自己流飼育法 <プロカートーパス属>
私が繁殖にこぎ着けたのは,プロカトーパス・アベランスですが,今後も何種か挑戦したい種類です。
いわゆる,ヒカリモノと呼ばれている仲間で,この仲間は,自然界では細い溝状のところ(割れ目)に
産卵する習性があるためクラックスポウナと呼ばれています。
<初期導入時>
 移動時の擦れ傷などに弱いため,体表からの感染防止のため薄い塩水や薬物によるトリートメント
をおすすめします。
 水は,カルキを抜いた水道水を用いて,厳密な水あわせ(点滴セットなどでポタポタと)などはあま
りしていません。

<飼育温度>
 高温域には弱いようで,20−25度あたりで飼育しています。27度を超えるようなことのないよう
に管理しています。

<水換え>
 中性域から弱アルカリ性が良いようで,水道水のカルキを抜いたもので問題ありません。
 我が家では,アフィオセミオン用のピートを入れて作った水は,本種の場合使用していません。
 水換え時に若干の粗塩(0.1%程度)を添加しています。

<産卵床>
 割れ目に卵を産み付ける習性があるため,飼育下では,コルクやスポンジに溝を付けた産卵床を
用意します。
 コルクの場合は,ノコギリで溝を付けます。

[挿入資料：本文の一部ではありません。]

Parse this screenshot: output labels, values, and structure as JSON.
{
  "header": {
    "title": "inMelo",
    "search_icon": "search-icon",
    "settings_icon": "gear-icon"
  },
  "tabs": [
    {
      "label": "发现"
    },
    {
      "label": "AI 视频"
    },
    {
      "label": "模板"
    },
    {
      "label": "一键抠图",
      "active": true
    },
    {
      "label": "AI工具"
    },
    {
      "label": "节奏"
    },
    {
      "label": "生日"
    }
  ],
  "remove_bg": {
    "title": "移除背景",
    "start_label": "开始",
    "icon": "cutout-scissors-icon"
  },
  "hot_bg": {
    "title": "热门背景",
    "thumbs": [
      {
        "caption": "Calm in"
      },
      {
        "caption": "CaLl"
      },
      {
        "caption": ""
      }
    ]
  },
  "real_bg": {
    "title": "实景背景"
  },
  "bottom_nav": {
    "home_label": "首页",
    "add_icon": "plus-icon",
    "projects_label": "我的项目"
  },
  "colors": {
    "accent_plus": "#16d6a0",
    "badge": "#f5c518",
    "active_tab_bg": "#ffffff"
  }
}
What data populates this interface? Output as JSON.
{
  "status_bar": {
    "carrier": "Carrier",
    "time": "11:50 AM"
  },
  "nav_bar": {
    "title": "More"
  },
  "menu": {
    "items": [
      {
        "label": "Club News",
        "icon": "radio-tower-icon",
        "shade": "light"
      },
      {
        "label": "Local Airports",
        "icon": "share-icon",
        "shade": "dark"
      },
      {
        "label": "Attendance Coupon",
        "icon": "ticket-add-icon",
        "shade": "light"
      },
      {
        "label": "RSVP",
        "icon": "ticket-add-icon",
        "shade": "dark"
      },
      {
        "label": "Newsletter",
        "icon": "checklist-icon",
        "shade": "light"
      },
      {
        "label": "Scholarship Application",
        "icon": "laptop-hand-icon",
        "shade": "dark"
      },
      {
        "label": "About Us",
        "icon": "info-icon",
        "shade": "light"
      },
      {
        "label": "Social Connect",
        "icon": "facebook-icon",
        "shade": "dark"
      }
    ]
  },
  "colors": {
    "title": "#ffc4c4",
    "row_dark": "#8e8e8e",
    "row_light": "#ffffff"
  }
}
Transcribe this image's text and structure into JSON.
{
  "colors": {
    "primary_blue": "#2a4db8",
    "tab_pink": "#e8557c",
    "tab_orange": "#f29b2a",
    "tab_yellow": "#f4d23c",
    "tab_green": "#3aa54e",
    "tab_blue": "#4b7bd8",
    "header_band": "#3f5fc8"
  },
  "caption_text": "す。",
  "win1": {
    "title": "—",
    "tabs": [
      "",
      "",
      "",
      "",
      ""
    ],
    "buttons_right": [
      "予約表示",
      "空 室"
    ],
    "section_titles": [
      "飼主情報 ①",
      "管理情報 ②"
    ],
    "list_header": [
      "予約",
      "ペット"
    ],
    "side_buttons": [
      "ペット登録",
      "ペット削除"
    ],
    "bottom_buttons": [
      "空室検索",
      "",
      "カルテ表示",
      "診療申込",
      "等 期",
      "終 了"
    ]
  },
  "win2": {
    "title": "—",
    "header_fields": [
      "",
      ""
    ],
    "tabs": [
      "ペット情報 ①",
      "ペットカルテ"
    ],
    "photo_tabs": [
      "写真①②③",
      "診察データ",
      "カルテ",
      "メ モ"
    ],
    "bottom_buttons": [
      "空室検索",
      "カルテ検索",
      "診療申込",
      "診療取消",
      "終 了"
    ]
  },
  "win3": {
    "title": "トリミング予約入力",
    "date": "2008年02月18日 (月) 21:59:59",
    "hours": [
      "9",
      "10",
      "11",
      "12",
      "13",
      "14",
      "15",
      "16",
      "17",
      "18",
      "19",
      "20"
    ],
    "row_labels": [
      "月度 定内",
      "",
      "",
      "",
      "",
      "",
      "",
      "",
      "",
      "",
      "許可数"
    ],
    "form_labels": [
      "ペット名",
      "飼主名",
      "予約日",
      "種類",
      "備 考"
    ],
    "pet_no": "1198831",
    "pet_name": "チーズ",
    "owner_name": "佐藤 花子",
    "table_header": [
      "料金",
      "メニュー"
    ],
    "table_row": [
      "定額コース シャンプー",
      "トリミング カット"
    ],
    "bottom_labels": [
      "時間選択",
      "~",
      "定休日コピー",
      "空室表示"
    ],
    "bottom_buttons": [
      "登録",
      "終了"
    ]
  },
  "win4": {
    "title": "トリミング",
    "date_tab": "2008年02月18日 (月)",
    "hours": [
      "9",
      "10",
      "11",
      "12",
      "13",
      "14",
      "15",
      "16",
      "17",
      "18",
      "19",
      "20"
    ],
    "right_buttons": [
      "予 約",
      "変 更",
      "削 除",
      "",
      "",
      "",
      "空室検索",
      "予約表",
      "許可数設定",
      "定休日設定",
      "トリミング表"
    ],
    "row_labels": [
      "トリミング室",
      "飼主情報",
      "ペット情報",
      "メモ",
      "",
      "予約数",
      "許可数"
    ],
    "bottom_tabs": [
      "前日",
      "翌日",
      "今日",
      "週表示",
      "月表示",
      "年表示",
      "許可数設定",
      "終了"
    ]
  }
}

スポンジの場合は,銅線を熱して,スポンジに押しつけ
ることで溝を付けるのが一般的です。
ニュービリーフィルターなどの
スポンジを使用すると便利です。
(吸盤を使って,水槽の上層部
に固定できます。)

溝は,1−2mm程度の深さにし
ます。
溝に卵が産み付けられます。
一番左の若干白濁したような
卵は,無精卵です。
水棲菌に犯されかびが生えると
隣の卵も黴びてしまうので,速
やかに取り除きます。

数日おきにスポンジを取り出し,溝に産み付けられた卵を別の容器に移します。
黴びやすいので,我が家では,塩とアクリフラビンを防カビに用いています。
採卵したケース内で黴びた卵は,まめに取り除きましょう。

<餌>
卵生メダカの仲間としては珍しく,フレークフードも食べてくれます。
我が家では,給餌の順番を一番最後にして,他に与えたアカムシが余ればそれを,不足すれば
フレークフードを与えるようにしています。特に餌の嗜好は見られません。

非常に機敏に餌を摂取しますので,給餌を観察することで,機敏さがなくなったときなどは,水質の
悪化等を疑って,水換えなどを行います。